The difference between an act of prostitution and an act of love can't be distinguished by mere observation.
In their book Made to Stick, Dan and Chip Heath discuss the difference between motivation by consequence and identity. The state of Texas, faced with the problem of litter, figured out that 18 to 30 year-old, truck driving males were the largest offenders. The folks tasked with reducing litter nicknamed this target market "Bubba." It was obvious that Hooty the Owl or a weeping Indian wouldn't convince Bubba to stop littering. It turns out, not even a $500 fine for littering had much impact. What finally helped reduce litter by a stunning 80% was an ad campaign that showed role models (like athletes and musicians Bubba would look up to) admonishing people, "Don't Mess With Texas."
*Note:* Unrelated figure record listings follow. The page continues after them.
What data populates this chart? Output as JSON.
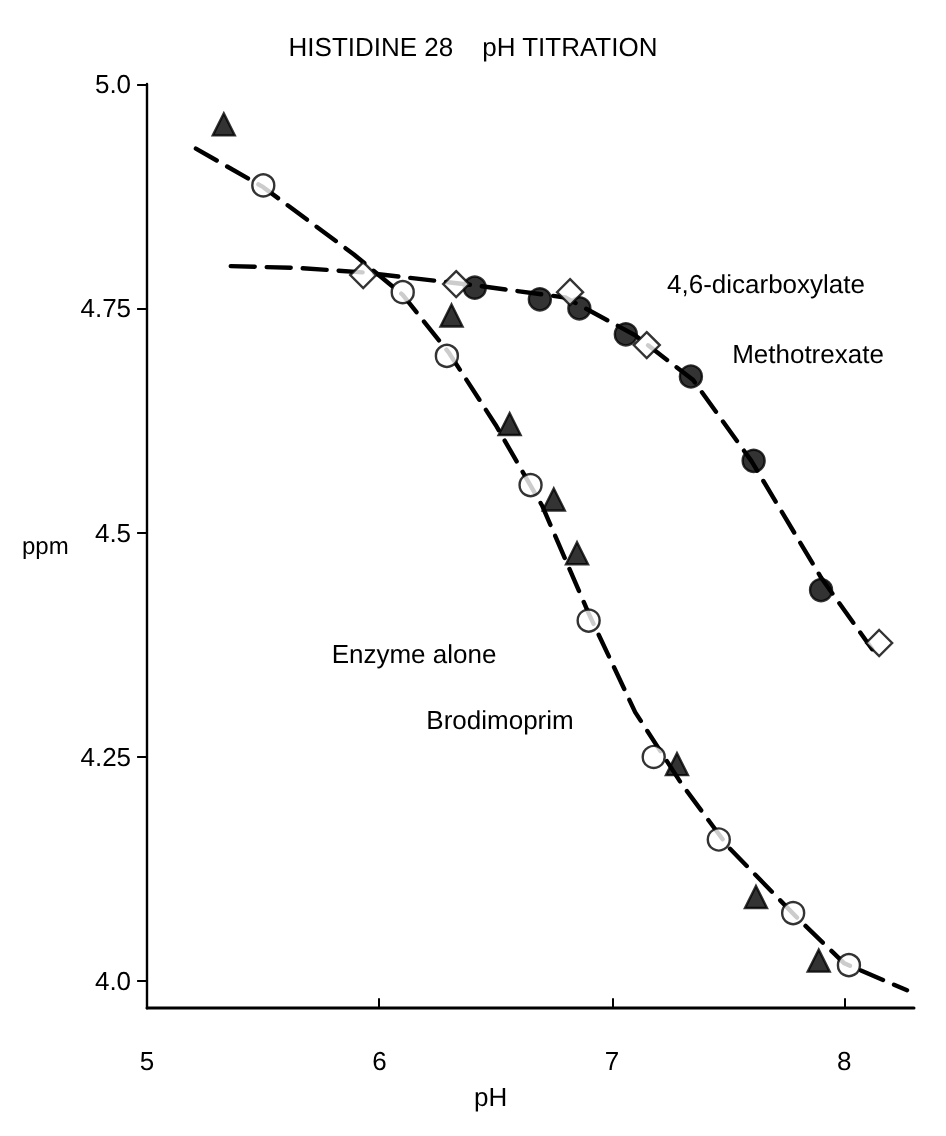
{
  "chart_data": {
    "type": "scatter",
    "title": "HISTIDINE 28    pH TITRATION",
    "xlabel": "pH",
    "ylabel": "ppm",
    "xlim": [
      5,
      8.3
    ],
    "xticks": [
      5,
      6,
      7,
      8
    ],
    "ylim": [
      3.97,
      5.0
    ],
    "yticks": [
      {
        "value": 4.0,
        "label": "4.0"
      },
      4.25,
      {
        "value": 4.5,
        "label": "4.5"
      },
      4.75,
      {
        "value": 5.0,
        "label": "5.0"
      }
    ],
    "grid": false,
    "series": [
      {
        "marker": "triangle",
        "color": "#000000",
        "x": [
          5.33,
          6.31,
          6.56,
          6.75,
          6.85,
          7.28,
          7.62,
          7.89
        ],
        "values": [
          4.955,
          4.742,
          4.621,
          4.537,
          4.477,
          4.242,
          4.094,
          4.023
        ]
      },
      {
        "marker": "circle",
        "color": "#ffffff",
        "x": [
          5.5,
          6.1,
          6.29,
          6.65,
          6.9,
          7.18,
          7.46,
          7.78,
          8.02
        ],
        "values": [
          4.887,
          4.768,
          4.697,
          4.553,
          4.402,
          4.25,
          4.158,
          4.076,
          4.018
        ]
      },
      {
        "marker": "circle",
        "color": "#000000",
        "x": [
          6.41,
          6.69,
          6.86,
          7.06,
          7.34,
          7.61,
          7.9
        ],
        "values": [
          4.773,
          4.76,
          4.75,
          4.721,
          4.674,
          4.58,
          4.436
        ]
      },
      {
        "marker": "diamond",
        "color": "#ffffff",
        "x": [
          5.93,
          6.33,
          6.82,
          7.15,
          8.15
        ],
        "values": [
          4.787,
          4.777,
          4.768,
          4.709,
          4.377
        ]
      },
      {
        "type": "line",
        "marker": "none",
        "line_style": "dashed",
        "color": "#000000",
        "x": [
          5.21,
          5.5,
          5.89,
          6.1,
          6.3,
          6.5,
          6.7,
          6.9,
          7.1,
          7.3,
          7.5,
          7.8,
          8.0,
          8.27
        ],
        "values": [
          4.928,
          4.885,
          4.81,
          4.765,
          4.7,
          4.62,
          4.53,
          4.41,
          4.3,
          4.22,
          4.15,
          4.07,
          4.02,
          3.99
        ]
      },
      {
        "type": "line",
        "marker": "none",
        "line_style": "dashed",
        "color": "#000000",
        "x": [
          5.36,
          5.65,
          5.93,
          6.4,
          6.8,
          7.1,
          7.35,
          7.6,
          7.9,
          8.12
        ],
        "values": [
          4.797,
          4.795,
          4.79,
          4.776,
          4.762,
          4.72,
          4.67,
          4.58,
          4.45,
          4.37
        ]
      }
    ],
    "annotations": [
      "4,6-dicarboxylate",
      "Methotrexate",
      "Enzyme alone",
      "Brodimoprim"
    ]
  }
}
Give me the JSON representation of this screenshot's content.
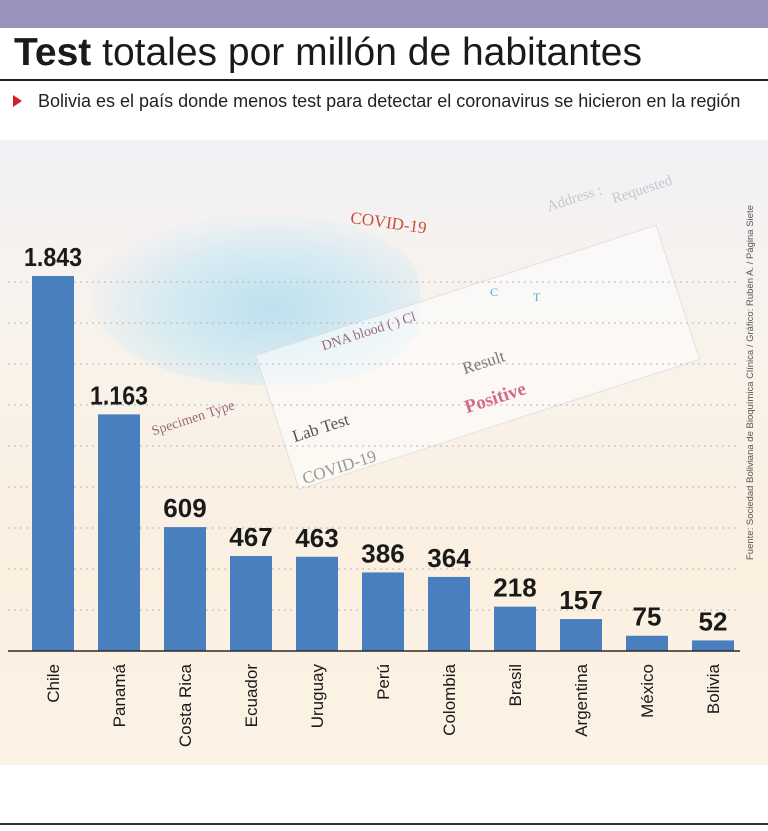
{
  "header": {
    "title_bold": "Test",
    "title_rest": " totales por millón de habitantes",
    "subtitle": "Bolivia es el país donde menos test  para detectar el coronavirus se hicieron en la región"
  },
  "background_photo": {
    "texts": {
      "covid_red": "COVID-19",
      "address": "Address :",
      "requested": "Requested",
      "result": "Result",
      "positive": "Positive",
      "lab_test": "Lab Test",
      "covid_gray": "COVID-19",
      "specimen": "Specimen Type",
      "blood": "DNA blood  ( ) Cl",
      "c_letter": "C",
      "t_letter": "T"
    }
  },
  "credit": "Fuente: Sociedad Boliviana de Bioquímica Clínica / Gráfico: Rubén A. / Página Siete",
  "colors": {
    "bar": "#4a7fbf",
    "accent": "#d21f26",
    "top_bar": "#9b92bb"
  },
  "chart_data": {
    "type": "bar",
    "categories": [
      "Chile",
      "Panamá",
      "Costa Rica",
      "Ecuador",
      "Uruguay",
      "Perú",
      "Colombia",
      "Brasil",
      "Argentina",
      "México",
      "Bolivia"
    ],
    "values": [
      1843,
      1163,
      609,
      467,
      463,
      386,
      364,
      218,
      157,
      75,
      52
    ],
    "value_labels": [
      "1.843",
      "1.163",
      "609",
      "467",
      "463",
      "386",
      "364",
      "218",
      "157",
      "75",
      "52"
    ],
    "title": "Test totales por millón de habitantes",
    "xlabel": "",
    "ylabel": "",
    "ylim": [
      0,
      1843
    ],
    "grid": true
  }
}
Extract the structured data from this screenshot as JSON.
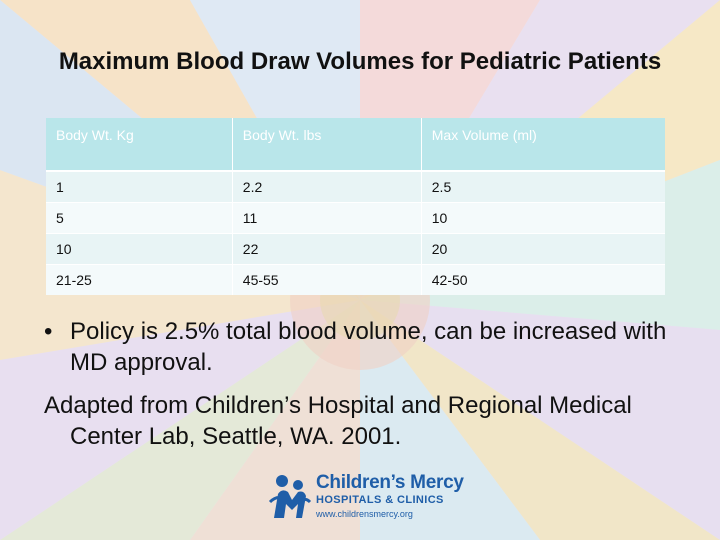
{
  "slide": {
    "title": "Maximum Blood Draw Volumes for Pediatric Patients",
    "table": {
      "headers": [
        "Body Wt. Kg",
        "Body Wt. lbs",
        "Max Volume (ml)"
      ],
      "rows": [
        [
          "1",
          "2.2",
          "2.5"
        ],
        [
          "5",
          "11",
          "10"
        ],
        [
          "10",
          "22",
          "20"
        ],
        [
          "21-25",
          "45-55",
          "42-50"
        ]
      ]
    },
    "bullet": "Policy is 2.5% total blood volume, can be increased with MD approval.",
    "bullet_marker": "•",
    "adapted": "Adapted from Children’s Hospital and Regional Medical Center Lab, Seattle, WA. 2001.",
    "logo": {
      "name": "Children’s Mercy",
      "sub": "HOSPITALS & CLINICS",
      "url": "www.childrensmercy.org",
      "icon": "children-figure-logo-icon",
      "color": "#1f5ea8"
    }
  }
}
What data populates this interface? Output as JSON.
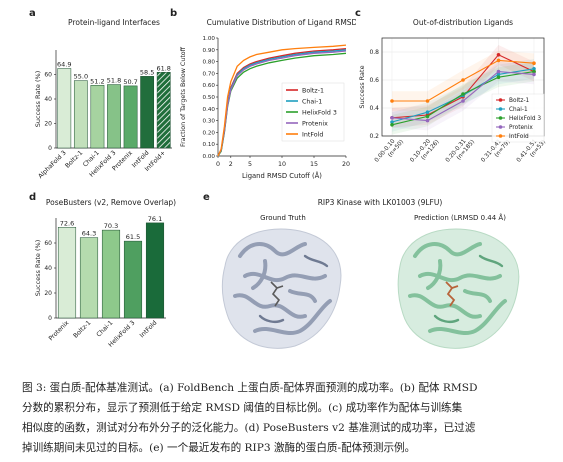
{
  "panels": {
    "a": "a",
    "b": "b",
    "c": "c",
    "d": "d",
    "e": "e"
  },
  "chart_data": [
    {
      "id": "a",
      "type": "bar",
      "title": "Protein-ligand Interfaces",
      "ylabel": "Success Rate (%)",
      "ylim": [
        0,
        80
      ],
      "yticks": [
        "0",
        "20",
        "40",
        "60"
      ],
      "categories": [
        "AlphaFold 3",
        "Boltz-1",
        "Chai-1",
        "HelixFold 3",
        "Protenix",
        "IntFold",
        "IntFold+"
      ],
      "values": [
        64.9,
        55.0,
        51.2,
        51.8,
        50.7,
        58.5,
        61.8
      ],
      "value_labels": [
        "64.9",
        "55.0",
        "51.2",
        "51.8",
        "50.7",
        "58.5",
        "61.8"
      ],
      "colors": [
        "#d9ecd6",
        "#c2e0bb",
        "#a6d3a0",
        "#86c288",
        "#5aaa69",
        "#216e3c",
        "#1f6e3a"
      ]
    },
    {
      "id": "b",
      "type": "line",
      "title": "Cumulative Distribution of Ligand RMSD",
      "xlabel": "Ligand RMSD Cutoff (Å)",
      "ylabel": "Fraction of Targets Below Cutoff",
      "xlim": [
        0,
        20
      ],
      "ylim": [
        0,
        1.0
      ],
      "xticks": [
        0,
        2,
        5,
        10,
        15,
        20
      ],
      "yticks": [
        0.0,
        0.1,
        0.2,
        0.3,
        0.4,
        0.5,
        0.6,
        0.7,
        0.8,
        0.9,
        1.0
      ],
      "ytick_labels": [
        "0.00",
        "0.10",
        "0.20",
        "0.30",
        "0.40",
        "0.50",
        "0.60",
        "0.70",
        "0.80",
        "0.90",
        "1.00"
      ],
      "legend": "right",
      "series": [
        {
          "name": "Boltz-1",
          "color": "#d62728",
          "x": [
            0,
            0.5,
            1,
            1.5,
            2,
            3,
            4,
            5,
            6,
            8,
            10,
            12,
            15,
            18,
            20
          ],
          "y": [
            0,
            0.05,
            0.22,
            0.45,
            0.58,
            0.7,
            0.75,
            0.78,
            0.8,
            0.83,
            0.85,
            0.87,
            0.89,
            0.9,
            0.91
          ]
        },
        {
          "name": "Chai-1",
          "color": "#1f9fbf",
          "x": [
            0,
            0.5,
            1,
            1.5,
            2,
            3,
            4,
            5,
            6,
            8,
            10,
            12,
            15,
            18,
            20
          ],
          "y": [
            0,
            0.05,
            0.21,
            0.44,
            0.57,
            0.69,
            0.74,
            0.77,
            0.79,
            0.82,
            0.84,
            0.86,
            0.88,
            0.89,
            0.9
          ]
        },
        {
          "name": "HelixFold 3",
          "color": "#2ca02c",
          "x": [
            0,
            0.5,
            1,
            1.5,
            2,
            3,
            4,
            5,
            6,
            8,
            10,
            12,
            15,
            18,
            20
          ],
          "y": [
            0,
            0.04,
            0.2,
            0.42,
            0.55,
            0.66,
            0.71,
            0.74,
            0.76,
            0.79,
            0.81,
            0.83,
            0.85,
            0.86,
            0.87
          ]
        },
        {
          "name": "Protenix",
          "color": "#9467bd",
          "x": [
            0,
            0.5,
            1,
            1.5,
            2,
            3,
            4,
            5,
            6,
            8,
            10,
            12,
            15,
            18,
            20
          ],
          "y": [
            0,
            0.05,
            0.21,
            0.43,
            0.56,
            0.68,
            0.73,
            0.76,
            0.78,
            0.81,
            0.83,
            0.85,
            0.87,
            0.88,
            0.89
          ]
        },
        {
          "name": "IntFold",
          "color": "#ff7f0e",
          "x": [
            0,
            0.5,
            1,
            1.5,
            2,
            3,
            4,
            5,
            6,
            8,
            10,
            12,
            15,
            18,
            20
          ],
          "y": [
            0,
            0.06,
            0.25,
            0.5,
            0.63,
            0.76,
            0.81,
            0.84,
            0.86,
            0.88,
            0.9,
            0.91,
            0.92,
            0.93,
            0.94
          ]
        }
      ]
    },
    {
      "id": "c",
      "type": "line",
      "title": "Out-of-distribution Ligands",
      "ylabel": "Success Rate",
      "ylim": [
        0.2,
        0.9
      ],
      "yticks": [
        0.2,
        0.4,
        0.6,
        0.8
      ],
      "ytick_labels": [
        "0.2",
        "0.4",
        "0.6",
        "0.8"
      ],
      "categories": [
        "0.00-0.10\n(n=50)",
        "0.10-0.20\n(n=126)",
        "0.20-0.31\n(n=185)",
        "0.31-0.41\n(n=79)",
        "0.41-0.51\n(n=53)"
      ],
      "category_lines": [
        [
          "0.00-0.10",
          "(n=50)"
        ],
        [
          "0.10-0.20",
          "(n=126)"
        ],
        [
          "0.20-0.31",
          "(n=185)"
        ],
        [
          "0.31-0.41",
          "(n=79)"
        ],
        [
          "0.41-0.51",
          "(n=53)"
        ]
      ],
      "legend": "right",
      "series": [
        {
          "name": "Boltz-1",
          "color": "#d62728",
          "marker": "circle",
          "values": [
            0.33,
            0.35,
            0.48,
            0.78,
            0.66
          ]
        },
        {
          "name": "Chai-1",
          "color": "#1f9fbf",
          "marker": "circle",
          "values": [
            0.3,
            0.37,
            0.49,
            0.64,
            0.68
          ]
        },
        {
          "name": "HelixFold 3",
          "color": "#2ca02c",
          "marker": "circle",
          "values": [
            0.28,
            0.34,
            0.5,
            0.62,
            0.66
          ]
        },
        {
          "name": "Protenix",
          "color": "#9467bd",
          "marker": "circle",
          "values": [
            0.33,
            0.31,
            0.45,
            0.66,
            0.64
          ]
        },
        {
          "name": "IntFold",
          "color": "#ff7f0e",
          "marker": "circle",
          "values": [
            0.45,
            0.45,
            0.6,
            0.74,
            0.72
          ]
        }
      ]
    },
    {
      "id": "d",
      "type": "bar",
      "title": "PoseBusters (v2, Remove Overlap)",
      "ylabel": "Success Rate (%)",
      "ylim": [
        0,
        80
      ],
      "yticks": [
        "0",
        "20",
        "40",
        "60"
      ],
      "categories": [
        "Protenix",
        "Boltz-1",
        "Chai-1",
        "HelixFold 3",
        "IntFold"
      ],
      "values": [
        72.6,
        64.3,
        70.3,
        61.5,
        76.1
      ],
      "value_labels": [
        "72.6",
        "64.3",
        "70.3",
        "61.5",
        "76.1"
      ],
      "colors": [
        "#d9ecd6",
        "#b5dbae",
        "#8ec98b",
        "#4f9f60",
        "#1a6b3a"
      ]
    }
  ],
  "panel_e": {
    "title": "RIP3 Kinase with LK01003 (9LFU)",
    "left_label": "Ground Truth",
    "right_label": "Prediction (LRMSD 0.44 Å)"
  },
  "caption": {
    "line1": "图 3: 蛋白质-配体基准测试。(a) FoldBench 上蛋白质-配体界面预测的成功率。(b) 配体 RMSD",
    "line2": "分数的累积分布，显示了预测低于给定 RMSD 阈值的目标比例。(c) 成功率作为配体与训练集",
    "line3": "相似度的函数，测试对分布外分子的泛化能力。(d) PoseBusters v2 基准测试的成功率，已过滤",
    "line4": "掉训练期间未见过的目标。(e) 一个最近发布的 RIP3 激酶的蛋白质-配体预测示例。"
  },
  "colors": {
    "gt_protein": "#9aa6bd",
    "pred_protein": "#8dc1a3",
    "gt_ligand": "#5a5a5a",
    "pred_ligand": "#b8643a"
  }
}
The consequences of a fine did less to change behavior than an appeal to Bubba's sense of identity, an appeal to patriotism. The Heaths go further and offer an example of firemen who were offended at the thought that they'd need prizes to induce them to attend a course that would help them to save lives. "We're firemen. Saving lives is what we do."
In this we perhaps have one of the more challenging dimensions of leadership: creating a sense of identity to which one can appeal to encourage behavior change. Leaders who know how to appeal to our better self can create so much more than those who only know how to punish our lesser selves.